Ceres Group Acquisition Sponsor and Ceres Acquisition Corp. closed on its initial public offering (IPO) of $120 million of Class A restricted voting units of Ceres. Ceres is a newly organized special purpose acquisition corporation (SPAC) incorporated under the laws of the Province of British Columbia for the purpose of acquiring one or more businesses or assets. The focus will be on cannabis companies, but it is not limited to that specific industry or any geographic location.
The shares will begin trading today on the Neo Exchange Inc. under the symbol “CERE.UN”, and are intended to separate into Class A Restricted Voting Shares and Warrants in 40 days (or, if such date is not an Exchange trading day, the next Exchange trading day), which will trade under the symbols “CERE.U” and “CERE.WT”, respectively.
Joe Crouthers, Chairman, Chief Executive Officer and Director at Ceres said, “Ceres Acquisition Corp. is excited to be partnering with fellow innovators at the NEO Exchange. We will benefit greatly from their extensive experience and prior success as a senior exchange supporting SPACs and US-focused cannabis listings. They’ve allowed us to target the most vital segments of an industry that is at a critical inflection point. This forward-thinking approach sets the stage for companies and industries to flourish.”
Ceres’ board of directors is comprised of Joe Crouthers (Chairman), Jordan Cohen, Dr.
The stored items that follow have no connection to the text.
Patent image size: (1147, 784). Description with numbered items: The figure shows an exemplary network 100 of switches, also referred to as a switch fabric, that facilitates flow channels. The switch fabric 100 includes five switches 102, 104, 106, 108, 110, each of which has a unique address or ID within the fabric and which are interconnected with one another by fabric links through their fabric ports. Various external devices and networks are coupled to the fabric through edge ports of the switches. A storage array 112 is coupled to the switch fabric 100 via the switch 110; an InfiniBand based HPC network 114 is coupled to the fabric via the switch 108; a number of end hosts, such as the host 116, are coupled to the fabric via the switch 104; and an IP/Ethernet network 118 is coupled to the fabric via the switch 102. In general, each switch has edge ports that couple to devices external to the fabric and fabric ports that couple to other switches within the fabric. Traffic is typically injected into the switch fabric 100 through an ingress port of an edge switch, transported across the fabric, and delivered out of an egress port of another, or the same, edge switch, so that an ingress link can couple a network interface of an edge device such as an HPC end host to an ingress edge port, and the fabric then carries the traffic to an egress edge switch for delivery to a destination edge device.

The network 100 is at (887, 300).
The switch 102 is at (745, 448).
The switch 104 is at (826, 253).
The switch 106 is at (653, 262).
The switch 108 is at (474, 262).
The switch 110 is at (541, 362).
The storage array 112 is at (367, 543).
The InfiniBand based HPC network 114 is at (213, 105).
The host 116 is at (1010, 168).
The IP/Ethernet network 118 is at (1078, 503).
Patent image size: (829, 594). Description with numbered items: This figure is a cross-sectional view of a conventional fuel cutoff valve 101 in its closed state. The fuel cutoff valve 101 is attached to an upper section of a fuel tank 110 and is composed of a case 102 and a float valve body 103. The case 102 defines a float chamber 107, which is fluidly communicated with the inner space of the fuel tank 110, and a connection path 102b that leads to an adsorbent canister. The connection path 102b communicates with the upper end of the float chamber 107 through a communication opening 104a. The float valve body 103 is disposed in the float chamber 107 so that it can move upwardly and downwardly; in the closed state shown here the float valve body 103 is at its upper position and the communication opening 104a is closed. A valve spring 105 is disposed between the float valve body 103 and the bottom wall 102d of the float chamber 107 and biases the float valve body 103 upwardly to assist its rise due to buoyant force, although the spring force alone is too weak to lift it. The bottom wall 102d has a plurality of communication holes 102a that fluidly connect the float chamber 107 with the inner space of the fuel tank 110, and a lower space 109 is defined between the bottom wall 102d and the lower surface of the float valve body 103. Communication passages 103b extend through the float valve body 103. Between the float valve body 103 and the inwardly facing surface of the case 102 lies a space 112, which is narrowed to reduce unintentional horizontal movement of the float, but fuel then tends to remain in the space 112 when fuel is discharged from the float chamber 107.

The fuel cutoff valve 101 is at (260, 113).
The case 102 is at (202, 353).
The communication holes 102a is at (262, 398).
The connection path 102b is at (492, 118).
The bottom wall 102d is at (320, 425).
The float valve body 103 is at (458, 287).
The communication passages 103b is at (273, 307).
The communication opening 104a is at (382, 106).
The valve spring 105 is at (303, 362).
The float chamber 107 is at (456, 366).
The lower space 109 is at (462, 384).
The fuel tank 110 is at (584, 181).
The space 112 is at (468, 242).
Ervin Braun, Brian Goldberg, Jordan Toplitzky and Tahira Rehmatullah, and its management team is comprised of Joe Crouthers (Chief Executive Officer), Jordan Cohen (President, Chief Financial Officer, and Corporate Secretary) and Michael Vukmanovich (Chief Operating Officer).
Ceres said its strategy is to leverage its directors’ and officers’ and the Sponsor’s executive leadership and entrepreneurial expertise, strong marketing and brand capabilities, and investment experience and network in order to identify and execute attractive qualifying deals. Ceres’ management team and directors will undertake to identify potential investment targets, and use their relationships with strategic growth advisors and strategic marketing partners to continue to build relationships with company owners, executives, stakeholders, industry experts and financial intermediaries to uncover attractive acquisition opportunities.
Ceres has granted Canaccord Genuity Corp., the underwriter of the Offering, a 30-day non-transferable over-allotment option following the Closing to purchase up to an additional 1,800,000 Class A Restricted Voting Units, at a price of $10.00 each. The proceeds from the distribution of the Class A Restricted Voting Units (along with the proceeds from any exercise of the Over-Allotment Option) will be deposited into an escrow account and will only be released upon certain prescribed conditions, as further described in the final prospectus dated February 25, 2020.